Text style transfer is an important task in controllable language generation.
Supervised approaches have pushed performance improvement on style-oriented
rewriting such as formality conversion. However, challenges remain due to the
scarcity of large-scale parallel data in many domains. While unsupervised
approaches do not rely on annotated sentence pairs for each style, they are
often plagued with instability issues such as mode collapse or quality
degradation. To take advantage of both supervised and unsupervised paradigms
and tackle the challenges, in this work, we propose a semi-supervised framework
for text style transfer.
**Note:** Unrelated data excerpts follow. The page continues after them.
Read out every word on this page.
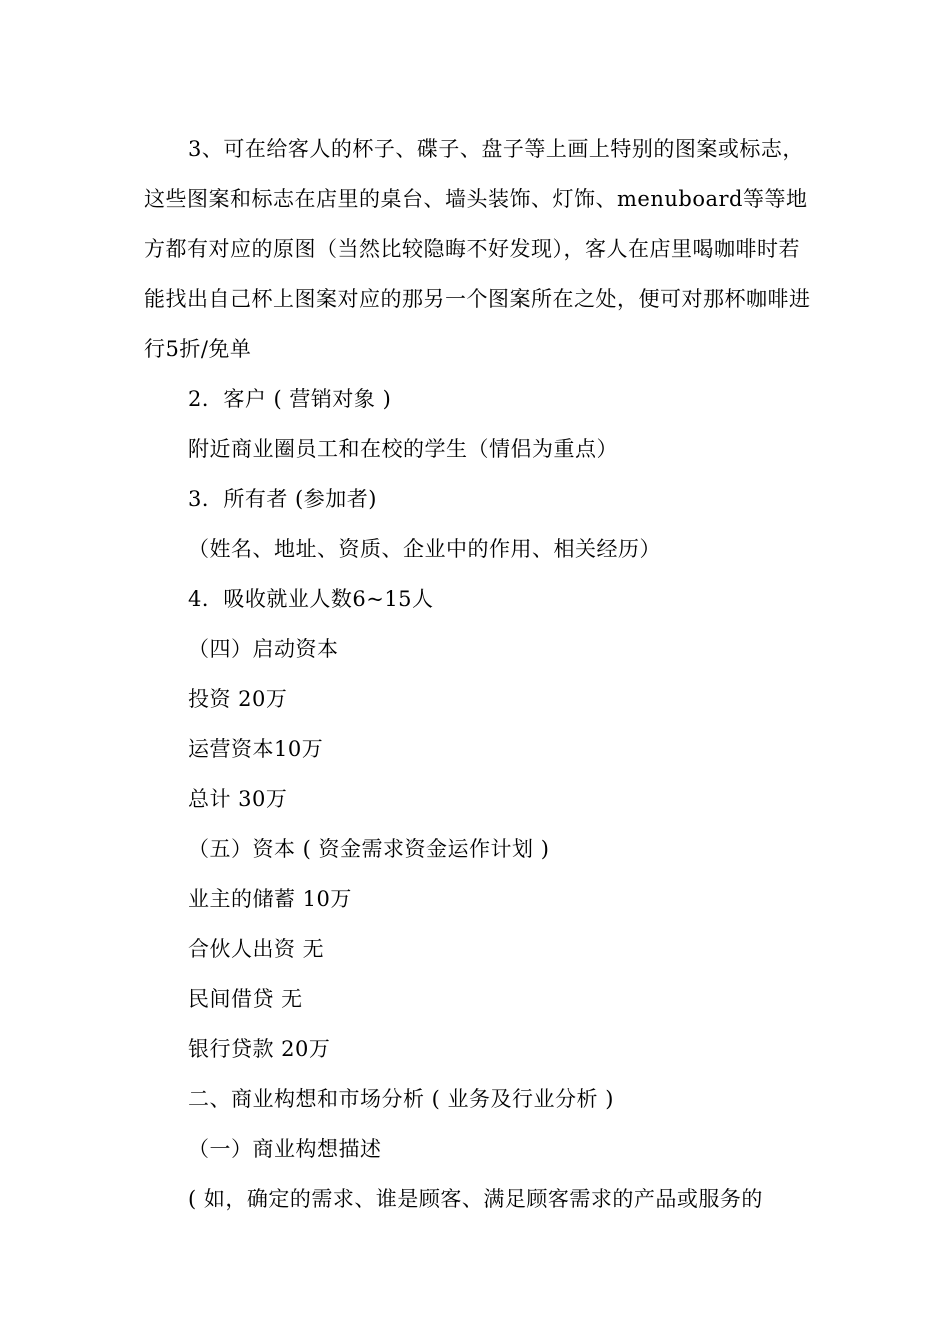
3、可在给客人的杯子、碟子、盘子等上画上特别的图案或标志，这些图案和标志在店里的桌台、墙头装饰、灯饰、menuboard等等地方都有对应的原图（当然比较隐晦不好发现），客人在店里喝咖啡时若能找出自己杯上图案对应的那另一个图案所在之处，便可对那杯咖啡进行5折/免单
2．客户 ( 营销对象 )
附近商业圈员工和在校的学生（情侣为重点）
3．所有者 (参加者)
（姓名、地址、资质、企业中的作用、相关经历）
4．吸收就业人数6~15人
（四）启动资本
投资 20万
运营资本10万
总计 30万
（五）资本 ( 资金需求资金运作计划 )
业主的储蓄 10万
合伙人出资 无
民间借贷 无
银行贷款 20万
二、商业构想和市场分析 ( 业务及行业分析 )
（一）商业构想描述
( 如，确定的需求、谁是顾客、满足顾客需求的产品或服务的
First, the learning process is bootstrapped with
supervision guided by automatically constructed pseudo-parallel pairs using
lexical and semantic-based methods. Then the model learns from unlabeled data
via reinforcement rewards. Specifically, we propose to improve the
sequence-to-sequence policy gradient via stepwise reward optimization,
providing fine-grained learning signals and stabilizing the reinforced learning
process. Experimental results show that the proposed approach achieves
state-of-the-art performance on multiple datasets, and produces effective
generation with as minimal as 10\% of training data.

本研究提出一种使用半监督框架和强化返馈来解决文本风格转移挑战的方法，通过自动构建伪并行对来引导监督学习并通过强化奖励学习未标注数据，提供细粒度的学习信号来稳定增强学习，并取得了多个数据集上最先进的性能。